The cover, a spoof of Herb Alpert’s Whipped Cream and Other Delights hides a terrible secret: hidden inside are 12 tracks or dreadful, discordant mariachi band music – many of them covers of Alpert’s own hits. Alpert's sleeve was also spoofed by comedian Pat Cooper for his album Spaghetti Sauce and Other Delights in 1967.
Issued in 1966 – the same year that Mrs Miller came to the world’s attention – there can be no doubt that Sour Cream and Other Delights was put out to capitalise on America’s sudden interest in all things off-key. Was it meant to be a comedy record? Of course it was. However, were the members of the Frivolous Five in on the joke or were they – just like Mrs Miller – taken for a ride by the A&R people at RCA? It seems that, unlike the hapless Elva Miller, these ladies knew exactly what they were doing.

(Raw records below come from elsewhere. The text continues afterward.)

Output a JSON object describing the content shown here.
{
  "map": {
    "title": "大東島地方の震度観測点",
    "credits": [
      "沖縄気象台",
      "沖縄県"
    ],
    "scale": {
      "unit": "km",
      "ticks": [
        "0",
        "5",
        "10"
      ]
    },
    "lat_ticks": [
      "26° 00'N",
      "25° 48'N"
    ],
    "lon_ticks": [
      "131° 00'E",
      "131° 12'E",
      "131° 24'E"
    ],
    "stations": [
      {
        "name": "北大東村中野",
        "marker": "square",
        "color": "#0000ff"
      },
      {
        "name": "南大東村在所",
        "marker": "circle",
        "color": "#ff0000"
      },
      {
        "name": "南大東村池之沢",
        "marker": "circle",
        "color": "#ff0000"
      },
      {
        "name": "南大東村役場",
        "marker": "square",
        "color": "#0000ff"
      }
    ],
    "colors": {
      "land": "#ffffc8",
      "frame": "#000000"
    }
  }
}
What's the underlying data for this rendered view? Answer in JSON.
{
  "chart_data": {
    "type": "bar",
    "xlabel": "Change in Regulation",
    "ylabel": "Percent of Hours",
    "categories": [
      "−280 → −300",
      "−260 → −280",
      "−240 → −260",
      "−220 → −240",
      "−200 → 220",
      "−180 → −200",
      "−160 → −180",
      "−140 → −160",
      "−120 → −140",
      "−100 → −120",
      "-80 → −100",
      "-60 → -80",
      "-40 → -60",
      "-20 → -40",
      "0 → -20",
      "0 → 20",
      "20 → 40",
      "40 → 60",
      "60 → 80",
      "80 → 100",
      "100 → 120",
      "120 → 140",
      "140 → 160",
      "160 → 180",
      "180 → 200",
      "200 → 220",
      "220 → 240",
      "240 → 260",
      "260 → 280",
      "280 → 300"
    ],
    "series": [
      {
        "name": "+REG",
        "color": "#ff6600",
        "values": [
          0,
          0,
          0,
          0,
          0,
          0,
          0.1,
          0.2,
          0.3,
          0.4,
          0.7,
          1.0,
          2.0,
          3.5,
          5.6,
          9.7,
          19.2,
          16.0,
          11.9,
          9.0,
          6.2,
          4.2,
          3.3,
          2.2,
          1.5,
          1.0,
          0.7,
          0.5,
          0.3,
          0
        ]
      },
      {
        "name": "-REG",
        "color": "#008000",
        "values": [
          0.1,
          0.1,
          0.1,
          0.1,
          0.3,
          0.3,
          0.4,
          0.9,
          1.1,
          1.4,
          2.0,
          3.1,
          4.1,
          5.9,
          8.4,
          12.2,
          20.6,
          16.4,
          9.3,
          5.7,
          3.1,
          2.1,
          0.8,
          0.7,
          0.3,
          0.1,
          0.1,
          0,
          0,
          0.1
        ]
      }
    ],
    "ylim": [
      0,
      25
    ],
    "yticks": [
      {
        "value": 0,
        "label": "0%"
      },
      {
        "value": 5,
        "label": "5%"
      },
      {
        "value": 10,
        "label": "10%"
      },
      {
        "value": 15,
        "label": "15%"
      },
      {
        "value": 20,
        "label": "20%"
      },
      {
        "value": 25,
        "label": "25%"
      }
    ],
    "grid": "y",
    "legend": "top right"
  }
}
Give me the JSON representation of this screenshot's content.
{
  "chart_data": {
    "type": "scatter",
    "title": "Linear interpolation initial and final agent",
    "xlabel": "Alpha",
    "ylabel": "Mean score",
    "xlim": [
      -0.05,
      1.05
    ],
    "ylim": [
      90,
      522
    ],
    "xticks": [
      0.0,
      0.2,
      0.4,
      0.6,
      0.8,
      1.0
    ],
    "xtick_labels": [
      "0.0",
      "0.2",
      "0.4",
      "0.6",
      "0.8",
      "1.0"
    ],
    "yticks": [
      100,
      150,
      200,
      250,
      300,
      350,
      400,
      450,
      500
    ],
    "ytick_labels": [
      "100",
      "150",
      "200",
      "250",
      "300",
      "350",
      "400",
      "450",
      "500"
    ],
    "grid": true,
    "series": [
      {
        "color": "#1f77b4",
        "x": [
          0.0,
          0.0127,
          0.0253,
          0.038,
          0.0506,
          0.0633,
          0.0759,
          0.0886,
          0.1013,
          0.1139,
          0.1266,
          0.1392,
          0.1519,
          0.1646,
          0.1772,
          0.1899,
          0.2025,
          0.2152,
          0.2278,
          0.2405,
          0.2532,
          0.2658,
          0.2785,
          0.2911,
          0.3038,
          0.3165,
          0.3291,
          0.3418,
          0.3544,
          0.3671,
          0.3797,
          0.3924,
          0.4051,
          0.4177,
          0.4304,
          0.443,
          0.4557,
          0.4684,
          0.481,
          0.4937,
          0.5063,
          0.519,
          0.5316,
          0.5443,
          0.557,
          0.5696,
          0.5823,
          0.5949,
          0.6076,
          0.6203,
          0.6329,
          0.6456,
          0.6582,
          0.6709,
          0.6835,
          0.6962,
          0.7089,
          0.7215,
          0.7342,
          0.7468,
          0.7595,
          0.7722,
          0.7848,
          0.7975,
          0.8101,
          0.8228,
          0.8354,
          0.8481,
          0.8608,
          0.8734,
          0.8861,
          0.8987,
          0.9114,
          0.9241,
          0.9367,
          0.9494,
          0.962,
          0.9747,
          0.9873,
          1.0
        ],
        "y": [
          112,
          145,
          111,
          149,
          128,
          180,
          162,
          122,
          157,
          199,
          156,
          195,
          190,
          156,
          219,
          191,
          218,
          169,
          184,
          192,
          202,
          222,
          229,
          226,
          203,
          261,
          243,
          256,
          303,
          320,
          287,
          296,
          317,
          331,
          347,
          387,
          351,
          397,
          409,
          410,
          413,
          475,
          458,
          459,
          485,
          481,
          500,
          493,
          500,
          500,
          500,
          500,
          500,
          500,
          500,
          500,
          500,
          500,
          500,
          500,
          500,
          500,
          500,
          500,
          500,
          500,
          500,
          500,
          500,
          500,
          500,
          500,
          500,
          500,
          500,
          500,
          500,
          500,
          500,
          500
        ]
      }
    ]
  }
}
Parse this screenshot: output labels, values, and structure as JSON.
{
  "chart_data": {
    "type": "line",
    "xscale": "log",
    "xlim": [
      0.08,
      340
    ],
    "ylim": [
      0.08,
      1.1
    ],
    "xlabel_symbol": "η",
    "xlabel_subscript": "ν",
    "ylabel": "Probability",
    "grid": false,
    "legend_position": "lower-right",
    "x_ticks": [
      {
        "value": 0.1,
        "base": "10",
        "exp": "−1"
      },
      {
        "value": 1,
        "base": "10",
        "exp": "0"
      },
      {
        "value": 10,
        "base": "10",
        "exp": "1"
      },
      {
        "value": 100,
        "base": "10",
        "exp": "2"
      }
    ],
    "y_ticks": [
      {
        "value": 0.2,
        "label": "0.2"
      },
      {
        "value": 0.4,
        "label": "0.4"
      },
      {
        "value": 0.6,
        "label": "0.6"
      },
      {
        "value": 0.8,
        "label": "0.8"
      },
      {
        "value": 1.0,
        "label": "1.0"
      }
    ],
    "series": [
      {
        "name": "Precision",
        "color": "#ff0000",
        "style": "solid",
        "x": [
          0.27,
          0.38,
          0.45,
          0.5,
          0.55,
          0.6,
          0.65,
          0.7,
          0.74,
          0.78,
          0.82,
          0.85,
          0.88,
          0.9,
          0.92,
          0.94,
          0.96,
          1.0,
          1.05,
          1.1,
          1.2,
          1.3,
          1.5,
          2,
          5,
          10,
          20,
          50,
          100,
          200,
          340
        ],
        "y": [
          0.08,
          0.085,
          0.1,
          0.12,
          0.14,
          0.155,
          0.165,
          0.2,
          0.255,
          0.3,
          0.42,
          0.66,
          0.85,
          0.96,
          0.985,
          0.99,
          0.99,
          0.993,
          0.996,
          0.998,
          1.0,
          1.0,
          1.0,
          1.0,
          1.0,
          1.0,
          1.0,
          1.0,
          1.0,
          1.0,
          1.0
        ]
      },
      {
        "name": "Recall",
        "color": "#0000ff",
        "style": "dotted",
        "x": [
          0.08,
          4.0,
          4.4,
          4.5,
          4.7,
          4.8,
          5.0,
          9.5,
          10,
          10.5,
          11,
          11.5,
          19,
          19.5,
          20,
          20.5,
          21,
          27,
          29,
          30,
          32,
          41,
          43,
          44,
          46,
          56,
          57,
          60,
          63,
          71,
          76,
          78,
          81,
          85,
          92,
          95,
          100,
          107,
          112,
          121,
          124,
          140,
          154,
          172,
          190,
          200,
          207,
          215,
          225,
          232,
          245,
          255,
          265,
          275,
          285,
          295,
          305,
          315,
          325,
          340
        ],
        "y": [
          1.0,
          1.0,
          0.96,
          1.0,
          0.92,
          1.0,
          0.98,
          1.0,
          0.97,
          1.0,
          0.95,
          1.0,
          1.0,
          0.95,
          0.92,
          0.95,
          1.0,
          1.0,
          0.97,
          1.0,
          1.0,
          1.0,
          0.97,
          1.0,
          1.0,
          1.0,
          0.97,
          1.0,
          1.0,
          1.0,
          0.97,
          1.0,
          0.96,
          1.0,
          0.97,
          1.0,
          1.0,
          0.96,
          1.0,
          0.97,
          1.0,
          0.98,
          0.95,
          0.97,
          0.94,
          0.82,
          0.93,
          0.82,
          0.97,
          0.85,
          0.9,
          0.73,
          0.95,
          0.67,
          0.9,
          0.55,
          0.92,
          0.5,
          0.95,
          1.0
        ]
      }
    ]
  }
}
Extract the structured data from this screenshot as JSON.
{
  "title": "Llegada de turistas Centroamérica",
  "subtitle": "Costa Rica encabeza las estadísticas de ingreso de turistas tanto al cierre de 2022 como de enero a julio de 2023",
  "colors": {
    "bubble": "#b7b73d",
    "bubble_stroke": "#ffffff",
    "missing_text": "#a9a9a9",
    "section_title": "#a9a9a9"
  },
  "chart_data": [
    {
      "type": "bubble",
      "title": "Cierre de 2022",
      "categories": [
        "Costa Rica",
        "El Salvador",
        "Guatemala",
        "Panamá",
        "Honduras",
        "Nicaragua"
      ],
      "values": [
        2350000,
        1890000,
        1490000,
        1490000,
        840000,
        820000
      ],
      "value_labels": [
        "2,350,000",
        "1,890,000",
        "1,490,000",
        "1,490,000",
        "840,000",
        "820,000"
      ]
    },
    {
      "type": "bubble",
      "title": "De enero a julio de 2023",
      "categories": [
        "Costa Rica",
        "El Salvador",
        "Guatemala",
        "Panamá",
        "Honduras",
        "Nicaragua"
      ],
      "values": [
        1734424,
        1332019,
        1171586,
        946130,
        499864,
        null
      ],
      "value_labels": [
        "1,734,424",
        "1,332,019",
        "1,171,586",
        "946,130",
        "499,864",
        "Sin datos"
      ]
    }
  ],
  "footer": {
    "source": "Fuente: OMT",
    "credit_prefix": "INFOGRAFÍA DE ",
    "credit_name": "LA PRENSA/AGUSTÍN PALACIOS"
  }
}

Mary Sawyer and Jane Sager – the two women who formed the Frivolous Five – were serious musicians and had been friends since the 1940s, the pair playing together in all-girl orchestras for a number of years and even entertaining the troops at USO shows. Jane Sager had been a soloist with the St Louis Symphony Orchestra and, amazingly, had taught trumpet to both Chet Baker and Herb Alpert. Other members of the Five included Naomi "Pee Wee" Preble (trombone), drummer Jean Lutey and keyboard player Rose Parenti. Sager and Preble had previously played together in Ina Ray Hutton’s band: Rose Parenti went on to become an actress, and is probably best remembered for playing Sister Alma in both Sister Act movies. Preble also moved into acting, and appeared in several US TV series in the 70s and 80s.
The Frivolous Five must have been having a high old time, and they were soon playing to enthusiastic audiences across the States and made several TV appearances before disbanding sometime around 1968. Sour Cream and Other Delights, their only album, was engineered by Bob Simpson - who also worked with jazz greats Louis Armstrong and Sonny Stitt as well as pop acts including Perry Como and Harry Belafonte - and was arranged by Bob Halley, who would soon go to work with Bobby Darin. Producer Paul Robinson would later work with composer Hugo Montenegro and produce a series of zodiac-related easy listening albums under the 'Astromusical House' banner.
Anyway, have a listen to a couple of tracks from this wonderfully bonkers record. First up is Tijuana Taxi, and what starts as a pretty faithful re-reading of the Herb Alpert hit all starts to go wrong about 35 seconds in, when the first blatantly flat notes assault your ears. From then on in it’s an audio abortion, with bum notes flying in all directions from the horn players and their piano and vibraphone accompaniment. The ‘band’ follow Alpert’s arrangement of the classic A Taste of Honey to the letter: unfortunately it still sounds diabolical.